I briefly discussed the enhanced stretched cluster resiliency capability in my vSAN 7.0 U3 overview blog. Of course, immediately questions started popping up. I didn’t want to go too deep in that post as I figured I would do a separate post on the topic sooner or later. What does this functionality add, and in which particular scenario?
In short, this enhancement to stretched clusters prevents downtime for workloads in a particular failure scenario. So the question then is, what failure scenario? Let’s take a look at this diagram first of a typical stretched vSAN cluster deployment.
If you look at the diagram you see the following: Datacenter A, Datacenter B, Witness. One of the situations customers have found themselves in is that Datacenter A would go down (unplanned). This of course would lead to the VMs in Datacenter A being restarted in Datacenter B. Unfortunately, sometimes when things go wrong, they go wrong badly, in some cases, the Witness would fail/disappear next. Why? Bad luck, networking issues, etc. Bad things just happen. If and when this happens, there would only be 1 location left, which is Datacenter B.
Now you may think that because Datacenter B typically will have a full RAID set of the VMs running that they will remain running, but that is not true. vSAN looks at the quorum of the top layer, so if 2 out of 3 datacenters disappear, all objects impacted will become inaccessible simply as quorum is lost! Makes sense right? We are not just talking about failures right, could also be that Datacenter A has to go offline for maintenance (planned downtime), and at some point, the Witness fails for whatever reason, this would result in the exact same situation, objects inaccessible.
Starting with 7.0 U3 this behavior has changed. If Datacenter A fails, and a few (let’s say 5) minutes later the witness disappears, all replicated objects would still be available! So why is this? Well in this scenario, if Datacenter A fails, vSAN will create a new votes layout for each of the objects impacted. It basically will assume that the witness can fail and give all components on the witness 0 votes, on top of that it will give the components in the active site additional votes so that we can survive that second failure. If the witness would fail, it would not render the objects inaccessible as quorum would not be lost.

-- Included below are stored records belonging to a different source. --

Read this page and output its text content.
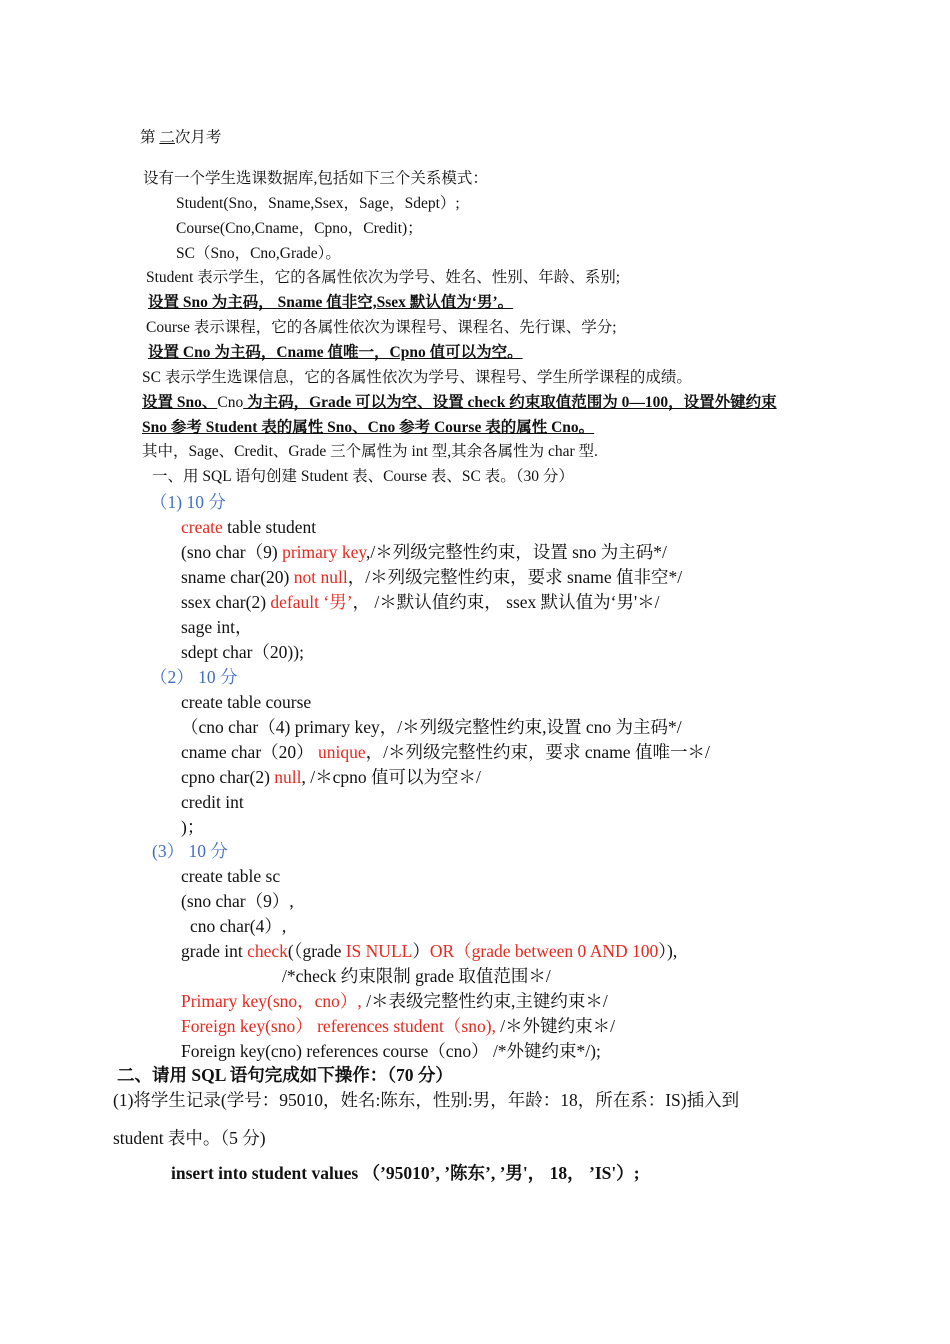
第 二次月考
设有一个学生选课数据库,包括如下三个关系模式：
Student(Sno，Sname,Ssex，Sage，Sdept）;
Course(Cno,Cname，Cpno，Credit)；
SC（Sno，Cno,Grade）。
Student 表示学生，它的各属性依次为学号、姓名、性别、年龄、系别;
设置 Sno 为主码， Sname 值非空,Ssex 默认值为‘男’。
Course 表示课程，它的各属性依次为课程号、课程名、先行课、学分;
设置 Cno 为主码，Cname 值唯一，Cpno 值可以为空。
SC 表示学生选课信息，它的各属性依次为学号、课程号、学生所学课程的成绩。
设置 Sno、Cno 为主码，Grade 可以为空、设置 check 约束取值范围为 0—100，设置外键约束
Sno 参考 Student 表的属性 Sno、Cno 参考 Course 表的属性 Cno。
其中，Sage、Credit、Grade 三个属性为 int 型,其余各属性为 char 型.
一、用 SQL 语句创建 Student 表、Course 表、SC 表。（30 分）
（1) 10 分
create table student
(sno char（9) primary key,/＊列级完整性约束，设置 sno 为主码*/
sname char(20) not null，/＊列级完整性约束，要求 sname 值非空*/
ssex char(2) default ‘男’， /＊默认值约束， ssex 默认值为‘男'＊/
sage int，
sdept char（20));
（2） 10 分
create table course
（cno char（4) primary key，/＊列级完整性约束,设置 cno 为主码*/
cname char（20） unique，/＊列级完整性约束，要求 cname 值唯一＊/
cpno char(2) null, /＊cpno 值可以为空＊/
credit int
)；
(3） 10 分
create table sc
(sno char（9）,
cno char(4）,
grade int check(（grade IS NULL）OR（grade between 0 AND 100）),
/*check 约束限制 grade 取值范围＊/
Primary key(sno，cno）, /＊表级完整性约束,主键约束＊/
Foreign key(sno） references student（sno), /＊外键约束＊/
Foreign key(cno) references course（cno） /*外键约束*/);
二、请用 SQL 语句完成如下操作：（70 分）
(1)将学生记录(学号：95010，姓名:陈东，性别:男，年龄：18，所在系：IS)插入到
student 表中。（5 分)
insert into student values （’95010’, ’陈东’, ’男'， 18， ’IS'）;
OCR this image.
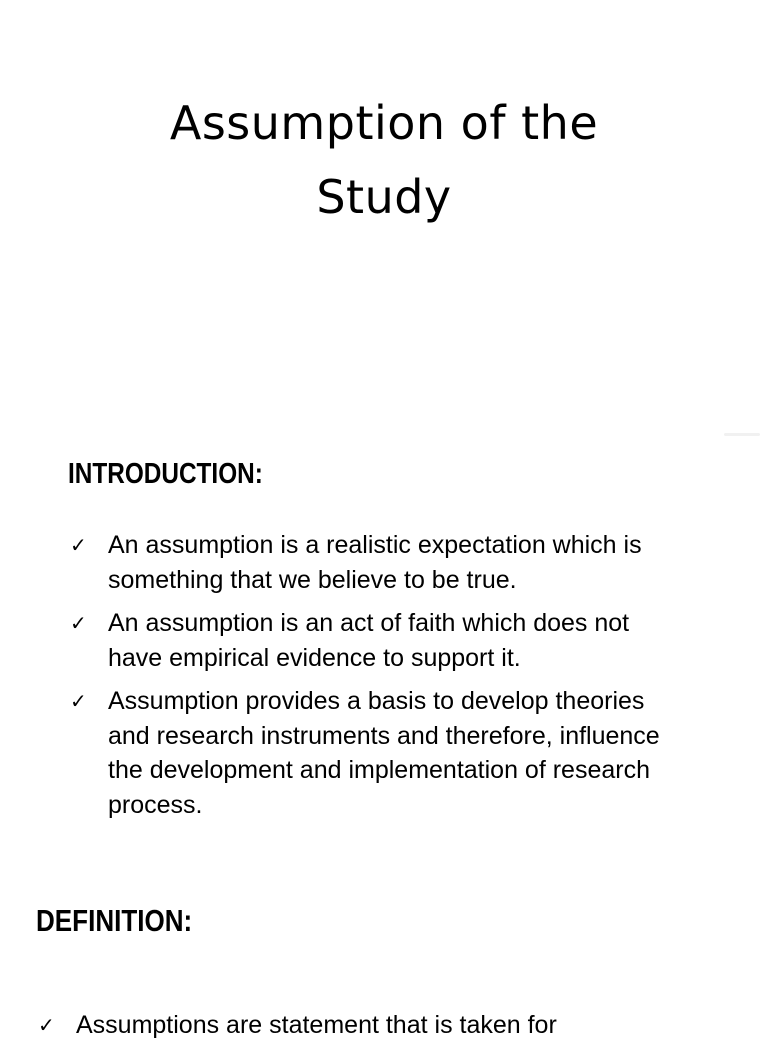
Assumption of the
Study
INTRODUCTION:
✓ An assumption is a realistic expectation which is
something that we believe to be true.
✓ An assumption is an act of faith which does not
have empirical evidence to support it.
✓ Assumption provides a basis to develop theories
and research instruments and therefore, influence
the development and implementation of research
process.
DEFINITION:
✓ Assumptions are statement that is taken for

Now, do note, when a failure occurs and Datacenter A is gone, vSAN will have to create a new votes layout for each object. If you have a lot of objects this can take some time. Typically it will take a few seconds per object, and it will do it per object, so if you have a lot of VMs (and a VM consists of various objects) it will take some time. How long, well it could be five minutes. So if anything happens in between, not all objects may have been processed, which would result in downtime for those VMs when the witness would go down, as for that VM/Object quorum would be lost.

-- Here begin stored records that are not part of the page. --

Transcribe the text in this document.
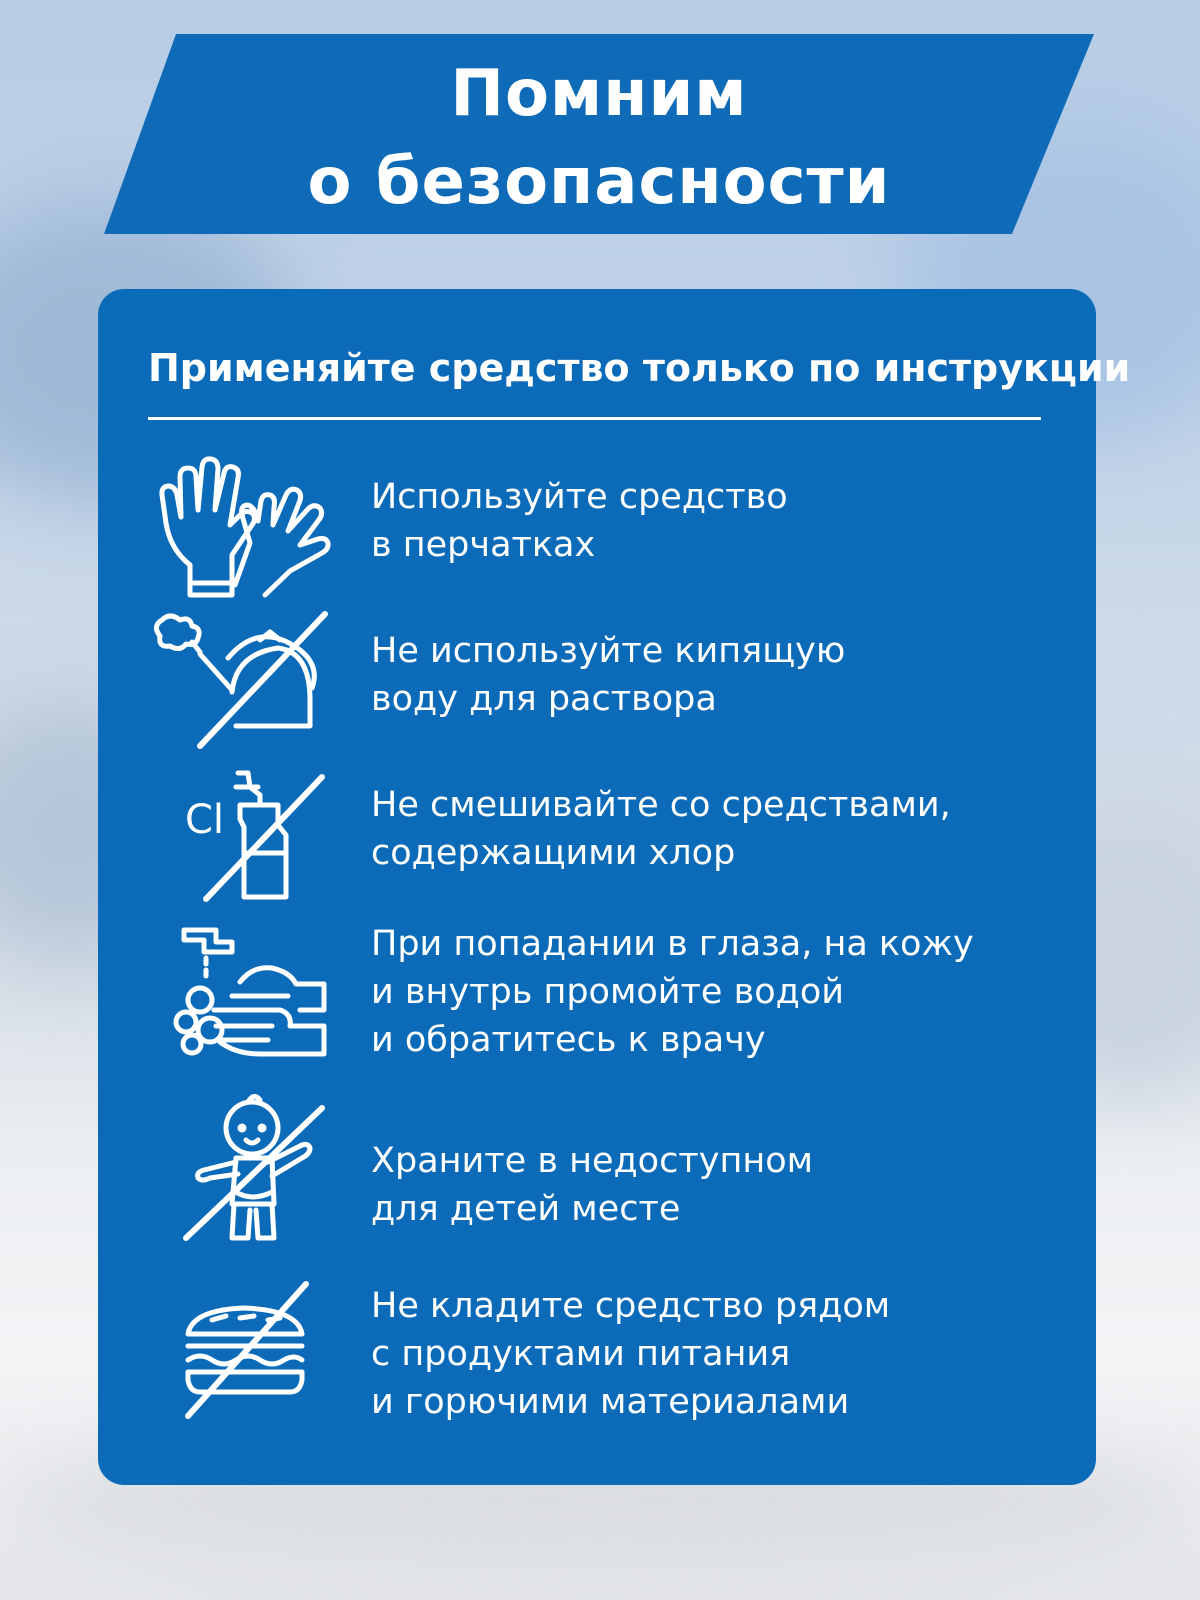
Помним
о безопасности
Применяйте средство только по инструкции
Используйте средство
в перчатках
Не используйте кипящую
воду для раствора
Cl	Не смешивайте со средствами,
содержащими хлор
При попадании в глаза, на кожу
и внутрь промойте водой
и обратитесь к врачу
Храните в недоступном
для детей месте
Не кладите средство рядом
с продуктами питания
и горючими материалами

What happens if Datacenter A (and the Witness) return for duty? Well at that point the votes would be restored for the objects across locations and the witness.
Pretty cool right?!
tntteam says
Thanks for the info, this is a nice improvement indeed !
Michael Schroeder says
Hello Duncan. This is really a cool improvement for stretched clusters. Today one of my students asked a smart question: What if the witness fails first? Will there be a shift in the vote distribution too? What will happen if one of the sites goes down a couple of minutes AFTER the witness site? Will the VMs on the last surviving site remain online, or is that just bad karma? 😉
Duncan Epping says
Very valid question. Unfortunately, that is indeed not happening today. You can imagine that that is rather complex to work through. The Witness is the quorum and we can safely drop the witness as we only have 1 full raid tree available. If we have 2 full raid trees it becomes much more complex as we don’t want to end up in a situation where both locations can write to the same object. I do have some ideas around how we can solve this, but it would require the implementation of another feature before it is really effective.
Manuel Dal Bianco says
What about a manual trigger to switch to single site mode? It would be better than nothing and should be simple to implement
Marcos Ortiz says
Hi Duncan, this is a very awesome new feature but i have a simple question. is it activated by default once you upgrade to U3? or do you need to do something to activate it? i mean, upgrade disk versions or anything else…
Thanks a lot
Patrick Haan says
Good questions – especially if it’s needed to do a “vSAN object format” Upgrade too?
Duncan Epping says
AFAIK you don’t, but I have personally never done an upgrade without an object level upgrade, especially not in the last few versions as those upgrades are typically meta data only.
Patrick Haan says
Disk Format Upgrade – Fully agree.
But also upgrading “object format level”?
– Cause vSAN expects to resync a bunch of files – which could be in some (hybrid) cases a problem (latency critical production environemts, etc.)
Duncan Epping says
No, it should not require an object format. This is just metadata and “accounting”.